Está claro que su estrategia es la de mostrarse como una alternativa racional para 2023. Todavía no lo terminó de oficializar, pero planea un acuerdo que incluya a parte de quienes en estas elecciones compiten con su propio espacio. Está convencido de que para producir transformaciones cualquier futuro mandatario necesitará el respaldo de al menos el 60% de la población.

2023. Un cuidado similar se nota en otro de los dirigentes que no solo tiene en vista estos comicios sino los de dentro de dos años, Facundo Manes. También él cree que uno de los grandes errores de Macri fue encerrar a su gobierno y profundizar la grieta.

Tampoco es extraño que haya gobernadores que se mantengan al margen de la guerra política y mediática de esta campaña. No solo porque algunos tienen expectativas presidenciales, sino porque –siguiendo el teorema de Baglini– ya ejercen responsabilidades ejecutivas: a ninguno de ellos le sirve la tierra arrasada.

Dentro del oficialismo nacional, Sergio Massa pretende ese rol de moderado con la misma expectativa de llegar a la presidencia dentro de dos años sin ser visto como representante de los sectores más extremos.

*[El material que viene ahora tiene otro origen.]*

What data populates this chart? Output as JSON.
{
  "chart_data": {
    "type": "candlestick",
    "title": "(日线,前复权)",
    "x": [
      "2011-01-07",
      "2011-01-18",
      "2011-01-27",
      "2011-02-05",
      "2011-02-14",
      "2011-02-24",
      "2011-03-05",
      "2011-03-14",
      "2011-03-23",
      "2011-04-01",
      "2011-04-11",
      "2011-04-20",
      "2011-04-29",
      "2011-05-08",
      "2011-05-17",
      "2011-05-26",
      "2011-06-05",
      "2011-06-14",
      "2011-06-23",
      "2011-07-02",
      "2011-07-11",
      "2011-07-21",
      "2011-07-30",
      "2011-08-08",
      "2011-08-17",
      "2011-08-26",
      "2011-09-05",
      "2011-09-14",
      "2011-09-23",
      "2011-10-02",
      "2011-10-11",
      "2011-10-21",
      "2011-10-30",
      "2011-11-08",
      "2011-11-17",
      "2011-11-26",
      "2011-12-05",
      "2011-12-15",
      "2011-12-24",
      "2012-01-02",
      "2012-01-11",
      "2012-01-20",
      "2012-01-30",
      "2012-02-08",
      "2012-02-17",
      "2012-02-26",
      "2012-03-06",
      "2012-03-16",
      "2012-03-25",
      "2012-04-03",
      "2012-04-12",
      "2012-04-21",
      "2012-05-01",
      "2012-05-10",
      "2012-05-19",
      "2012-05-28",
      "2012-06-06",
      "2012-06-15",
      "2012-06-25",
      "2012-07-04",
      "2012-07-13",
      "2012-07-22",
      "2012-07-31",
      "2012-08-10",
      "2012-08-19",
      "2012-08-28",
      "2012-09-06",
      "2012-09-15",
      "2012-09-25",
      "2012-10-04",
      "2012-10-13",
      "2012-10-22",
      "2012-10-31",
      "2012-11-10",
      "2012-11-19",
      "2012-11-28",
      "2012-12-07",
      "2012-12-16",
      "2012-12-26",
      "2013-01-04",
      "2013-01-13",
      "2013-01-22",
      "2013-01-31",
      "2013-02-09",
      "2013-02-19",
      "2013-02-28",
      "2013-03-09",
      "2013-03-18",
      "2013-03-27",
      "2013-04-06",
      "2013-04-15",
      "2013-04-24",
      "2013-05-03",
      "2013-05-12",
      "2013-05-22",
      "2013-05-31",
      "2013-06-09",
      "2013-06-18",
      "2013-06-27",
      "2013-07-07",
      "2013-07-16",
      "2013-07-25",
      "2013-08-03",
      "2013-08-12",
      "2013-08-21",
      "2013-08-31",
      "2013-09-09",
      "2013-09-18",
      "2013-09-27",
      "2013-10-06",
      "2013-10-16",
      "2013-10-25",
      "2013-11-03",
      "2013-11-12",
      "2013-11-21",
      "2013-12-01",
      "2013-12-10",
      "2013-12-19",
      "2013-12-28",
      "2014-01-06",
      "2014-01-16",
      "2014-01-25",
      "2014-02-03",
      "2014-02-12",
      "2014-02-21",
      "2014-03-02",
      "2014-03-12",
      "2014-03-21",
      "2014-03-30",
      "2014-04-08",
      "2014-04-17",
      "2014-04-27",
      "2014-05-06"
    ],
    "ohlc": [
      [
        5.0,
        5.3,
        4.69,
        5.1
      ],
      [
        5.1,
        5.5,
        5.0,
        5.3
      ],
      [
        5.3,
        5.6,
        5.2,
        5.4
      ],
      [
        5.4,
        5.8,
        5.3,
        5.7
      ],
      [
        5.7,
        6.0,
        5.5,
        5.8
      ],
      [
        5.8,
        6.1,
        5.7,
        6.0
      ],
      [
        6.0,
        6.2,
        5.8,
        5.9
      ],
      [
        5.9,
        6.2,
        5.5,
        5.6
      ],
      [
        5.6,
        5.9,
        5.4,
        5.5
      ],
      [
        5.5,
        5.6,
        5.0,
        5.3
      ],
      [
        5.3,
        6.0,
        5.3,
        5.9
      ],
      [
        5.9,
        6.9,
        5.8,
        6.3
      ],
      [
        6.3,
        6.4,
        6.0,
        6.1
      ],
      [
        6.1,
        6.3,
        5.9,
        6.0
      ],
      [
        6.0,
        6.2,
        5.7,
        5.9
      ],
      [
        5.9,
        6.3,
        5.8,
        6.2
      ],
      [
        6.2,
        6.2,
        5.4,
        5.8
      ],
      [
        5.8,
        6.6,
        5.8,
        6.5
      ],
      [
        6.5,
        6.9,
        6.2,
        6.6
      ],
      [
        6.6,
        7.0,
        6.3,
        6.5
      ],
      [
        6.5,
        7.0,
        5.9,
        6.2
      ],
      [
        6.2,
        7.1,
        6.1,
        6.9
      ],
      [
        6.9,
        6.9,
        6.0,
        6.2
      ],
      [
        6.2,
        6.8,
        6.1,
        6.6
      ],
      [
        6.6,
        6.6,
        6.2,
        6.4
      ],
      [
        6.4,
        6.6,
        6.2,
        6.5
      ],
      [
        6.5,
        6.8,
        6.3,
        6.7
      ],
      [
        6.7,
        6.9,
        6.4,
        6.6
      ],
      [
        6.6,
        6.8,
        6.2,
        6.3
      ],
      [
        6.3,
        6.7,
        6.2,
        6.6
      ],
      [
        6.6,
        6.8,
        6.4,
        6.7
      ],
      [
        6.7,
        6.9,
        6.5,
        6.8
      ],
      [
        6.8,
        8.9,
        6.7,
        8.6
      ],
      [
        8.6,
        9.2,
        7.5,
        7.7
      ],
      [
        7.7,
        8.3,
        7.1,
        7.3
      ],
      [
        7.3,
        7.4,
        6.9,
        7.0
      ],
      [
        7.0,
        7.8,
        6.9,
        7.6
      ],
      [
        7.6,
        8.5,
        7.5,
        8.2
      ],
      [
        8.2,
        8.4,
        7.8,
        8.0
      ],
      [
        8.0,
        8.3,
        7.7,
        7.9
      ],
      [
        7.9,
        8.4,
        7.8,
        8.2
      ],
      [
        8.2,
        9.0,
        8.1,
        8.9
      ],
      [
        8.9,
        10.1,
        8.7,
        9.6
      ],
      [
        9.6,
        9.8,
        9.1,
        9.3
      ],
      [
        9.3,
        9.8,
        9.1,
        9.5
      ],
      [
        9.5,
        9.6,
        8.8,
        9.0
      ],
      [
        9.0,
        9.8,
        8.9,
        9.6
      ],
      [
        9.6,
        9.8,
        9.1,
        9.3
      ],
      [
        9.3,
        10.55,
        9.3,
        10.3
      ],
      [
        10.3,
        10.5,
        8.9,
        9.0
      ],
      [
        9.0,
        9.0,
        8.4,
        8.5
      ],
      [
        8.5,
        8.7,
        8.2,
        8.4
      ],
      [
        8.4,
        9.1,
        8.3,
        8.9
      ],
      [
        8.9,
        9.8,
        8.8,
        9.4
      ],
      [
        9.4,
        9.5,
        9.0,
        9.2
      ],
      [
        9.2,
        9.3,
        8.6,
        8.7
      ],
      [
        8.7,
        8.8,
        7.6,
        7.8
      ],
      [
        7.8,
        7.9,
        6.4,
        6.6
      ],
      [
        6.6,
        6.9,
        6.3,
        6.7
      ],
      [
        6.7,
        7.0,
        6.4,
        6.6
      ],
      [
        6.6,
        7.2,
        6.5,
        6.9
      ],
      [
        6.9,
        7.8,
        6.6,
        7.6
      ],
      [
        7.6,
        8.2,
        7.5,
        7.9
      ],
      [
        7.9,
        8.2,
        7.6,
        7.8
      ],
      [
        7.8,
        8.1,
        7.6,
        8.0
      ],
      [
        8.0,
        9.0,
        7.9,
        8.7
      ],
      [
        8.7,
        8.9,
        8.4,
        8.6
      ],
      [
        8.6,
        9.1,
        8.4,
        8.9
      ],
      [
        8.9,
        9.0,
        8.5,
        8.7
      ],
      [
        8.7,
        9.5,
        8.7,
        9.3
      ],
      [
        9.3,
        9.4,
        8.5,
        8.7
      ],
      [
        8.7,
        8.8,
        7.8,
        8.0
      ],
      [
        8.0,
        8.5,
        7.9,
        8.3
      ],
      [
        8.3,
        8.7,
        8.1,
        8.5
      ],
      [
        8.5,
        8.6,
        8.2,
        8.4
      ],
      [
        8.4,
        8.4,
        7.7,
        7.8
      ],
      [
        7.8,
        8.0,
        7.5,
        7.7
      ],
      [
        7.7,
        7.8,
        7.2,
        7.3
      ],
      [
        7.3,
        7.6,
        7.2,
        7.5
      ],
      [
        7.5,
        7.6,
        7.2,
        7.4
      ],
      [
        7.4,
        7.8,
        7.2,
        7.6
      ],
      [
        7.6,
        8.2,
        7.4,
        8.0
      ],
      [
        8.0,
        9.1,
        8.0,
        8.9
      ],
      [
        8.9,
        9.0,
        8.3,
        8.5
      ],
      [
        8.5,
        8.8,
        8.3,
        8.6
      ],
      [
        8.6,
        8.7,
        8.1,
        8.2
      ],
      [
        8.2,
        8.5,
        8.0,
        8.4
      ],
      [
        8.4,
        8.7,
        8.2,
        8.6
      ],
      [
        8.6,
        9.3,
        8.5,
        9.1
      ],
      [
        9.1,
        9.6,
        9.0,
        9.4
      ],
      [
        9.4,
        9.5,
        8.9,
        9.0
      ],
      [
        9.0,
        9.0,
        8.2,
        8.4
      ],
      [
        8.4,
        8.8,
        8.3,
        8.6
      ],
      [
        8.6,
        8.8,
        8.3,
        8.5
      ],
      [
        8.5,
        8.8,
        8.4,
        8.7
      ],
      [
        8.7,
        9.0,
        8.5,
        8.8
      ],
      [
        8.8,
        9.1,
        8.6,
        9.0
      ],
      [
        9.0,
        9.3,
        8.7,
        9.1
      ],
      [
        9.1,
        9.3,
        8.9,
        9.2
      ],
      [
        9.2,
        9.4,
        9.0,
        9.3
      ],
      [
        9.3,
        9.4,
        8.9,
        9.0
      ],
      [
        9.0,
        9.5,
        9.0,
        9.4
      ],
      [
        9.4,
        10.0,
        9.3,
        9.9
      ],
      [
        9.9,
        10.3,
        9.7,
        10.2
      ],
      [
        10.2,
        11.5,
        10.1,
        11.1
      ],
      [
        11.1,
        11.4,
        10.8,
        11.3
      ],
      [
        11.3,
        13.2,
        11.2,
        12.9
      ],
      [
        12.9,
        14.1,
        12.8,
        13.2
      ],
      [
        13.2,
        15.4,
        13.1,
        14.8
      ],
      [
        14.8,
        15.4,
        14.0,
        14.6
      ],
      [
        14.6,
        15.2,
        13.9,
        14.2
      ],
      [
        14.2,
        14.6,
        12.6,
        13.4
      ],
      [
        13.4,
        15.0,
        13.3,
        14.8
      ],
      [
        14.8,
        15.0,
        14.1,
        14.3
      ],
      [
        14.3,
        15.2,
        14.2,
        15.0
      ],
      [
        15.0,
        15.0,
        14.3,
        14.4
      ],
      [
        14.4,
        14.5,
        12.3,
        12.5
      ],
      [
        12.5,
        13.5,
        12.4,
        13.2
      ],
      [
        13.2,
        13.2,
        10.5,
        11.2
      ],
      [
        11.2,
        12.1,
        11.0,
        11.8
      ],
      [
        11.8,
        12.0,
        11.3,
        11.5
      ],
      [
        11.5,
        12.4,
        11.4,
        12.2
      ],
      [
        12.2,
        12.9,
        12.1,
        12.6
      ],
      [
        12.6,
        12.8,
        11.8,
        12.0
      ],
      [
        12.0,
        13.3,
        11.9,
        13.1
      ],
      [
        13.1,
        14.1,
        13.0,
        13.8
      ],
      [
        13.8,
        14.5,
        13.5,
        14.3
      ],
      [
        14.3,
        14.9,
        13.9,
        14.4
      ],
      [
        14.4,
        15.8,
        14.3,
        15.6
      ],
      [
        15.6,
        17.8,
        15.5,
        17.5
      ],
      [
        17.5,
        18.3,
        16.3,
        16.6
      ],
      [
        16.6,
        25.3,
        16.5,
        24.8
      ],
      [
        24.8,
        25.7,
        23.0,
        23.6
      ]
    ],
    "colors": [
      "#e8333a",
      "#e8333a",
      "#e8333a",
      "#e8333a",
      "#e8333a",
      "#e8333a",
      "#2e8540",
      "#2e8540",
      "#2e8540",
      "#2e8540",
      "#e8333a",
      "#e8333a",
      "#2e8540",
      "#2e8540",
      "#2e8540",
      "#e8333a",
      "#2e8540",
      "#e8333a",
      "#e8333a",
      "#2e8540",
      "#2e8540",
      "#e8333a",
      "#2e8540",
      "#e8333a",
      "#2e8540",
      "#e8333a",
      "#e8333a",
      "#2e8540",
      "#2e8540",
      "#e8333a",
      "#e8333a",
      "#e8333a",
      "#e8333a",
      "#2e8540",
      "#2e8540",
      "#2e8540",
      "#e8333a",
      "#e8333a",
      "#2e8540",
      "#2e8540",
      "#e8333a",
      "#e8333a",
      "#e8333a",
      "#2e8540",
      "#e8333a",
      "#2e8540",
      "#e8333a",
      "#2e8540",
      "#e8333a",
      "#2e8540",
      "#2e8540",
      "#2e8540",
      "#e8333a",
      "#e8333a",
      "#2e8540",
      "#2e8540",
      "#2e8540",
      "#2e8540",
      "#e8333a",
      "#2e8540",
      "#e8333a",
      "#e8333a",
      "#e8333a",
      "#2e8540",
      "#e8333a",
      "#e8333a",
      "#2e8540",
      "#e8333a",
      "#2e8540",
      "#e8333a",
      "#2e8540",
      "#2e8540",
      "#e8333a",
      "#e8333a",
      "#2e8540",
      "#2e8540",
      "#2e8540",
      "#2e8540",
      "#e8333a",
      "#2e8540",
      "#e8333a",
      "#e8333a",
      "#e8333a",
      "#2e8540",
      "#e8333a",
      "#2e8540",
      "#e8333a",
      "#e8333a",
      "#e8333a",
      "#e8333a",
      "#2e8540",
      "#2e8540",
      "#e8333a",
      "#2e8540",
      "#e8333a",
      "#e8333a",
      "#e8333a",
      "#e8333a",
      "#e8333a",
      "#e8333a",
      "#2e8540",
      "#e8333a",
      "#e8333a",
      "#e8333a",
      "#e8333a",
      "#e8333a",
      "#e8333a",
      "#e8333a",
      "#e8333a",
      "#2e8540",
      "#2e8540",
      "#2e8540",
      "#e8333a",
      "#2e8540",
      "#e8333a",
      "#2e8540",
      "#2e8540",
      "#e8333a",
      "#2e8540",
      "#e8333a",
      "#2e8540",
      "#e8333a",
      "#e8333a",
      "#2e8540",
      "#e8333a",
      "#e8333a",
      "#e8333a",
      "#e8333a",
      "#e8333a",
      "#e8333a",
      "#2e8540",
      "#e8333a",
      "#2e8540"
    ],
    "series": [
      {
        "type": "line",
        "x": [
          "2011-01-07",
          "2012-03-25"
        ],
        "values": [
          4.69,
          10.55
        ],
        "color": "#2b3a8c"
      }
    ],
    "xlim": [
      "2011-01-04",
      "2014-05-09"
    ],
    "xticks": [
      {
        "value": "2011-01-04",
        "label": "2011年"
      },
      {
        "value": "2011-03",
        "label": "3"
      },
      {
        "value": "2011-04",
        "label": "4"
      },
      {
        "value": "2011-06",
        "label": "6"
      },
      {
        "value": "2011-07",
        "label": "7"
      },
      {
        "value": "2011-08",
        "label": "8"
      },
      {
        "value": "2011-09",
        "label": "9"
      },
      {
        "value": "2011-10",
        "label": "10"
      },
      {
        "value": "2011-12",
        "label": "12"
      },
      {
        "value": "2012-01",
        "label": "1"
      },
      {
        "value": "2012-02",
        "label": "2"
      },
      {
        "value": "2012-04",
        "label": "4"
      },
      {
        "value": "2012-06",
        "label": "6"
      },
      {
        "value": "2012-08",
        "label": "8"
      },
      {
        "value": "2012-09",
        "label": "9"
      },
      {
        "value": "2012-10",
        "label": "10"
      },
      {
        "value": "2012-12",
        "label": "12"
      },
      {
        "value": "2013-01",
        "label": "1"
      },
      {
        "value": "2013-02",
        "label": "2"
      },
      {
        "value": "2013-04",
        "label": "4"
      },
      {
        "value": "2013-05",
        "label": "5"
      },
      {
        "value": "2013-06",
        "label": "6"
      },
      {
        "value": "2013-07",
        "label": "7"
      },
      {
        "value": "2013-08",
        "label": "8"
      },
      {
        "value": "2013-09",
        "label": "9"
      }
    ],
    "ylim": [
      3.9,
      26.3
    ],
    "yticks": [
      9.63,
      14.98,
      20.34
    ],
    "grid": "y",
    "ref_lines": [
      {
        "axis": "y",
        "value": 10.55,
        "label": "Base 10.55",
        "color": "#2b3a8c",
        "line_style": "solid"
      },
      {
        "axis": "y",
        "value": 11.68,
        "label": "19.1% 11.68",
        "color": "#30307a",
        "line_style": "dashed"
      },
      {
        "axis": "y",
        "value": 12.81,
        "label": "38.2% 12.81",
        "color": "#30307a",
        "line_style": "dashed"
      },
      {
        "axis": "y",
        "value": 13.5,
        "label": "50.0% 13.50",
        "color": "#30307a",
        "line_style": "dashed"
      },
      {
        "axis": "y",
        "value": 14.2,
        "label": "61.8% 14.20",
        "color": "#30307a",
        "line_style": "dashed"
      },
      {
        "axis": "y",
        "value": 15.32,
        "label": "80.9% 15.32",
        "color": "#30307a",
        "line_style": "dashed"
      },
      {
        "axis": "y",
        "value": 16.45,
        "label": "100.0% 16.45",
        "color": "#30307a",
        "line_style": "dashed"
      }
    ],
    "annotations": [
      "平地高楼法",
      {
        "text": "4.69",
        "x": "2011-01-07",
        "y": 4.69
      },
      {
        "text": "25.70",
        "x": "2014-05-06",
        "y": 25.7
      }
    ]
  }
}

Aceptando lo complejo que le será a cualquier oficialista ganar en 2023 si al Gobierno le va mal. En ese sentido, el mayor problema lo tiene Alberto Fernández.

Su expectativa es mostrar que la incipiente recuperación económica concluirá dentro de dos años con índices de crecimiento que dejen al país mejor que como lo recibió en 2019, incluso habiendo atravesado la peor pandemia de la historia. Este es el mensaje que pidió empezar a transmitir a partir de esta semana.

Es decir, confrontar la caída del 4% del PBI que dejó la gestión Macri frente a un supuesto crecimiento del 6% que habría al final de sus cuatro años: -9,9% en 2020, +7% en 2021, +5% en 2022 y +4 en 2023, según las estimaciones extraoficiales de Guzmán (las proyecciones privadas también indican crecimiento en el cuatrienio, pero del 2%). Además, intentará hacer el mismo ejercicio de comparación con los índices de pobreza, inflación y endeudamiento del macrismo.

Lotería. Pero antes, el Presidente deberá atravesar los resultados de los próximos comicios. Esperando que la escandalosa revelación de la fiesta en Olivos solo repercuta en aquellos ciudadanos que igual no lo hubieran votado.

Son cálculos electoralistas, loterías políticas. Hoy Alberto Fernández parece apostar a la confrontación y a los gritos de campaña como forma de responder a las críticas y de mantener el poder.

Quizá lo logre. Pero retomando la misma estrategia agrietada de la última década lo único que conseguirá será seguir presidiendo un país de morondanga.